JSON is often the first pick when it comes to web-based integration because it’s easy to read and consume by apps. Despite having its origins in JavaScript, it has grown to be widely supported, with legacy systems depending on XML to work. JSON has also become the standard data format for many tableness databases, turning JSON into the default and puts it in the forefront.
However, just because JSON is currently the most talked about due to its association with JavaScript and extensive support across different languages and platforms, you shouldn’t completely disregard XML.
The thing with XML is that it has its place in the app development ecosystem and is not fading away into complete obscurity.

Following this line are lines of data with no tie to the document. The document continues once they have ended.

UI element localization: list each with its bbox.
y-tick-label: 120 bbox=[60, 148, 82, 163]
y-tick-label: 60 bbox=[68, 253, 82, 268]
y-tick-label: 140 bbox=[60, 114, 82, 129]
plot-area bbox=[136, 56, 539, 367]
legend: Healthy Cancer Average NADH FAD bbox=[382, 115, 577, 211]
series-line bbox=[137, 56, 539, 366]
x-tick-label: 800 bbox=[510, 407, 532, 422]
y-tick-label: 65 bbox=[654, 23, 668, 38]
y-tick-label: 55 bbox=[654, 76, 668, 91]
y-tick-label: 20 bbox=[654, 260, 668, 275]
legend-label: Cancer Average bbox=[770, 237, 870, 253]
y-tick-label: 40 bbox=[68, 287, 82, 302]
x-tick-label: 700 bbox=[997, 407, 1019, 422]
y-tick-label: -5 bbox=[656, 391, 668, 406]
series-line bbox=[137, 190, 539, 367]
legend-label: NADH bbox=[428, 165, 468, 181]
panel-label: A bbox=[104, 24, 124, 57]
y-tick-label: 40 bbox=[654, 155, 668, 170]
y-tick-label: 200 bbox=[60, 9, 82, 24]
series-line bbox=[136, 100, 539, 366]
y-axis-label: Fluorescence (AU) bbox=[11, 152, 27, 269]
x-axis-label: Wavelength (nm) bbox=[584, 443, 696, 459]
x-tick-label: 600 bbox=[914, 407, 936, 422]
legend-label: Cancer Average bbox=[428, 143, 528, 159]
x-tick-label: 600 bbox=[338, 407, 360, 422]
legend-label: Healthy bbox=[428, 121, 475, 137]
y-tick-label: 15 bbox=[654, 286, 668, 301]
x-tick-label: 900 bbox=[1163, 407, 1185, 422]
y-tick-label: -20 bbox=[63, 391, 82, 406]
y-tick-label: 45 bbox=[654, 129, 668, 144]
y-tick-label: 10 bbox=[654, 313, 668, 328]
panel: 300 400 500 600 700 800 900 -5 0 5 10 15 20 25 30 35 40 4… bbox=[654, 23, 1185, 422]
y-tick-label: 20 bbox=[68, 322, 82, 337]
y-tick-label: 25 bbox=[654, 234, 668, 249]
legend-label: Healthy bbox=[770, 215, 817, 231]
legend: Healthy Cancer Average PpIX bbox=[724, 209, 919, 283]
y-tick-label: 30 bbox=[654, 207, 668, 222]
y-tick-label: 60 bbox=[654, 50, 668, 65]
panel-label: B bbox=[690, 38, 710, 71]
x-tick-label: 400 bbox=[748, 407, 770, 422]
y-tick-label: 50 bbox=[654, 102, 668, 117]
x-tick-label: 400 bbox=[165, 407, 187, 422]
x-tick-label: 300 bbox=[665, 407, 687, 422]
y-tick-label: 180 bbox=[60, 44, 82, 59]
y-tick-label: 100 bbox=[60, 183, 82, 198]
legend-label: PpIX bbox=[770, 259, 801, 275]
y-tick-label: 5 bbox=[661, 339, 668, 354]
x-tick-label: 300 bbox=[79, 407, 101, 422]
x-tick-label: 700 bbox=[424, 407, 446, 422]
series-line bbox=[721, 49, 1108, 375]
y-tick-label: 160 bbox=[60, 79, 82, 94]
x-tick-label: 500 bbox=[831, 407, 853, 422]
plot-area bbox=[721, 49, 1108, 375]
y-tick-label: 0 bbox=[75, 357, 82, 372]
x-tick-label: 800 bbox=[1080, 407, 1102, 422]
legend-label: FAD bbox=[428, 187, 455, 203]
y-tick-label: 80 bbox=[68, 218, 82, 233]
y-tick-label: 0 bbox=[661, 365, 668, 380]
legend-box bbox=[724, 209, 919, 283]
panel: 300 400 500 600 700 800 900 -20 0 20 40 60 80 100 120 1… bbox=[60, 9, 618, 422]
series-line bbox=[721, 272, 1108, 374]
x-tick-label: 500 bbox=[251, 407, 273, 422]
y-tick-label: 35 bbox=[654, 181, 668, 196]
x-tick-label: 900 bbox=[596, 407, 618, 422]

There’s more to data than just moving it from one space to another. XML does something that JSON cannot do – it can dress it up and allow languages like Java and C++ to create interfaces for applications that may not be web-based.
Native mobile application development often relies on XML to create UIs and scaffolds for data. It also gives the data the ability to be more than just one dimension through meta-tagging and attaching additional information to the XML – something that JSON is not capable of doing due to the key-pair value structures.
Ultimately, choosing one over the other is situational and depends on the framework and libraries you are using. Most of the time, when it comes to web-based applications, JSON is the way to go. For legacy platforms created before the rise of JSON, it may be easier to interface with using XML.